Le républicain avait laissé planer, jusqu'ici, la menace du retour de 145 % de taxes douanières pour les produits chinois arrivant sur le sol américain, alors que Pékin prévoyait de surtaxer les produits américains à hauteur de 125 %.
👉 Pour en savoir plus : États-Unis-Chine, vers un retour des droits de douane au-delà de 100 %, faute de trêve prolongée
Mais Donald Trump, qui a fait du bras de fer contre Pékin un argument phare de sa campagne, semble tenir à un accord avec la Chine.

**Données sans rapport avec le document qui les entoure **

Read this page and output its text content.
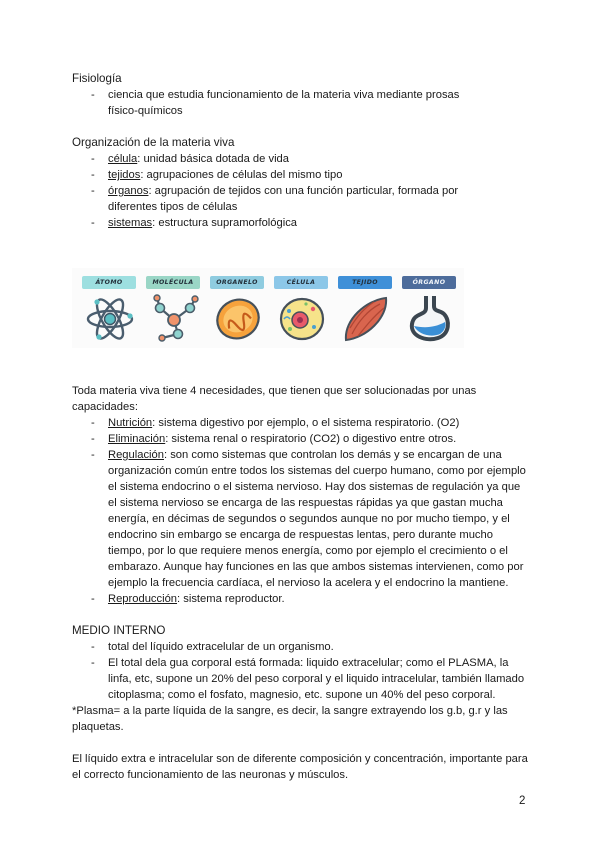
Fisiología
- ciencia que estudia funcionamiento de la materia viva mediante prosas
físico-químicos
Organización de la materia viva
- célula: unidad básica dotada de vida
- tejidos: agrupaciones de células del mismo tipo
- órganos: agrupación de tejidos con una función particular, formada por
diferentes tipos de células
- sistemas: estructura supramorfológica
ÁTOMO	MOLÉCULA	ORGANELO	CÉLULA	TEJIDO	ÓRGANO
Toda materia viva tiene 4 necesidades, que tienen que ser solucionadas por unas
capacidades:
- Nutrición: sistema digestivo por ejemplo, o el sistema respiratorio. (O2)
- Eliminación: sistema renal o respiratorio (CO2) o digestivo entre otros.
- Regulación: son como sistemas que controlan los demás y se encargan de una
organización común entre todos los sistemas del cuerpo humano, como por ejemplo
el sistema endocrino o el sistema nervioso. Hay dos sistemas de regulación ya que
el sistema nervioso se encarga de las respuestas rápidas ya que gastan mucha
energía, en décimas de segundos o segundos aunque no por mucho tiempo, y el
endocrino sin embargo se encarga de respuestas lentas, pero durante mucho
tiempo, por lo que requiere menos energía, como por ejemplo el crecimiento o el
embarazo. Aunque hay funciones en las que ambos sistemas intervienen, como por
ejemplo la frecuencia cardíaca, el nervioso la acelera y el endocrino la mantiene.
- Reproducción: sistema reproductor.
MEDIO INTERNO
- total del líquido extracelular de un organismo.
- El total dela gua corporal está formada: liquido extracelular; como el PLASMA, la
linfa, etc, supone un 20% del peso corporal y el liquido intracelular, también llamado
citoplasma; como el fosfato, magnesio, etc. supone un 40% del peso corporal.
*Plasma= a la parte líquida de la sangre, es decir, la sangre extrayendo los g.b, g.r y las
plaquetas.
El líquido extra e intracelular son de diferente composición y concentración, importante para
el correcto funcionamiento de las neuronas y músculos.
2
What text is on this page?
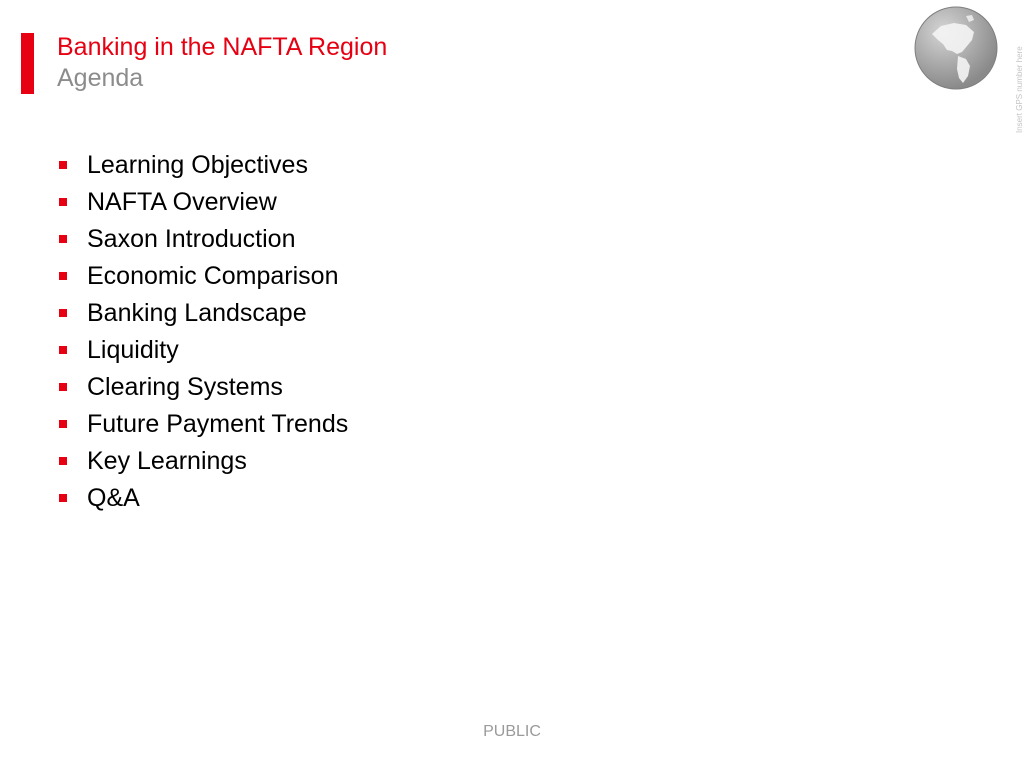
Banking in the NAFTA Region
Agenda	Insert GPS number here
Learning Objectives
NAFTA Overview
Saxon Introduction
Economic Comparison
Banking Landscape
Liquidity
Clearing Systems
Future Payment Trends
Key Learnings
Q&A
PUBLIC
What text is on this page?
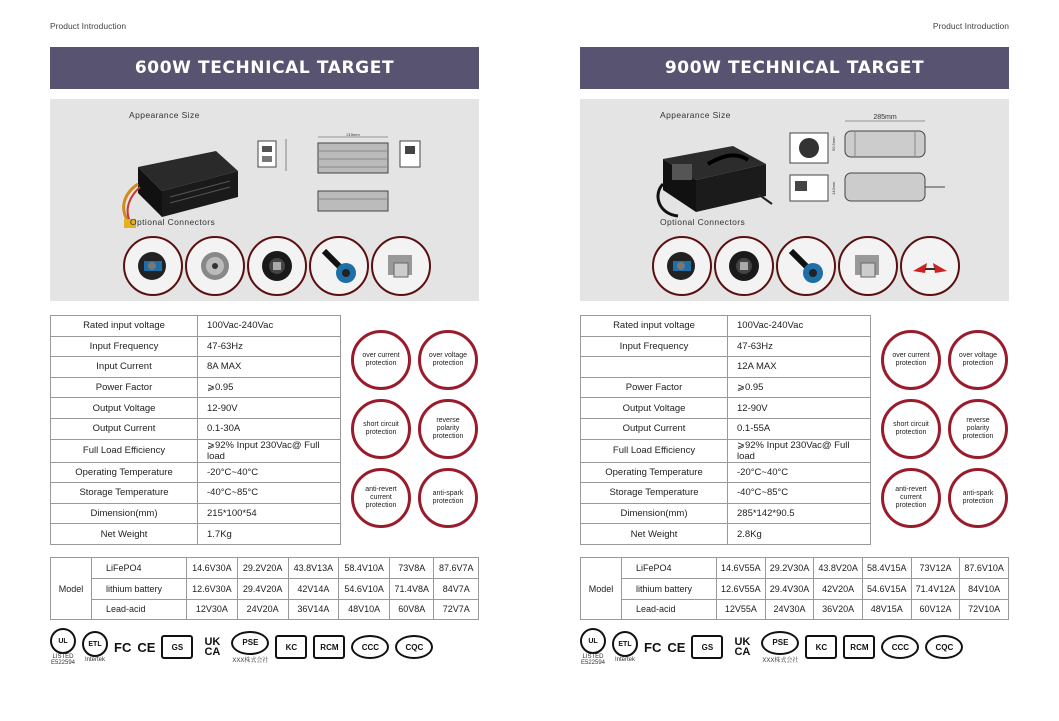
Product Introduction
600W TECHNICAL TARGET
Appearance Size
215mm
Optional Connectors
Rated input voltage	100Vac-240Vac
Input Frequency	47-63Hz
Input Current	8A MAX
Power Factor	⩾0.95
Output Voltage	12-90V
Output Current	0.1-30A
Full Load Efficiency	⩾92% Input 230Vac@ Full load
Operating Temperature	-20°C~40°C
Storage Temperature	-40°C~85°C
Dimension(mm)	215*100*54
Net Weight	1.7Kg
over current protection
over voltage protection
short circuit protection
reverse polarity protection
anti-revert current protection
anti-spark protection
Model	LiFePO4	14.6V30A	29.2V20A	43.8V13A	58.4V10A	73V8A	87.6V7A
	lithium battery	12.6V30A	29.4V20A	42V14A	54.6V10A	71.4V8A	84V7A
	Lead-acid	12V30A	24V20A	36V14A	48V10A	60V8A	72V7A
UL
LISTED
E522594
ETL
Intertek
FC CE	GS	UK CA
PSE
XXX株式会社
KC	RCM	CCC	CQC
Product Introduction
900W TECHNICAL TARGET
Appearance Size	285mm
90.5mm
142mm
Optional Connectors
Rated input voltage	100Vac-240Vac
Input Frequency	47-63Hz
	12A MAX
Power Factor	⩾0.95
Output Voltage	12-90V
Output Current	0.1-55A
Full Load Efficiency	⩾92% Input 230Vac@ Full load
Operating Temperature	-20°C~40°C
Storage Temperature	-40°C~85°C
Dimension(mm)	285*142*90.5
Net Weight	2.8Kg
over current protection
over voltage protection
short circuit protection
reverse polarity protection
anti-revert current protection
anti-spark protection
Model	LiFePO4	14.6V55A	29.2V30A	43.8V20A	58.4V15A	73V12A	87.6V10A
	lithium battery	12.6V55A	29.4V30A	42V20A	54.6V15A	71.4V12A	84V10A
	Lead-acid	12V55A	24V30A	36V20A	48V15A	60V12A	72V10A
UL
LISTED
E522594
ETL
Intertek
FC CE	GS	UK CA
PSE
XXX株式会社
KC	RCM	CCC	CQC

Il faut dire que Pékin a des arguments et des armes.
Le gouvernement avait d'abord ciblé les avionneurs américains, à la mi-avril, en demandant aux compagnies chinoises de cesser la réception de livraison d'avions venant de Boeing et de pièces détachées fabriquées aux États-Unis. Un vrai coup dur pour l'avionneur américain déjà en difficulté. Le marché chinois représente environ 10 % du carnet de commandes commerciales de Boeing, qui considère le pays comme un marché important et en pleine croissance.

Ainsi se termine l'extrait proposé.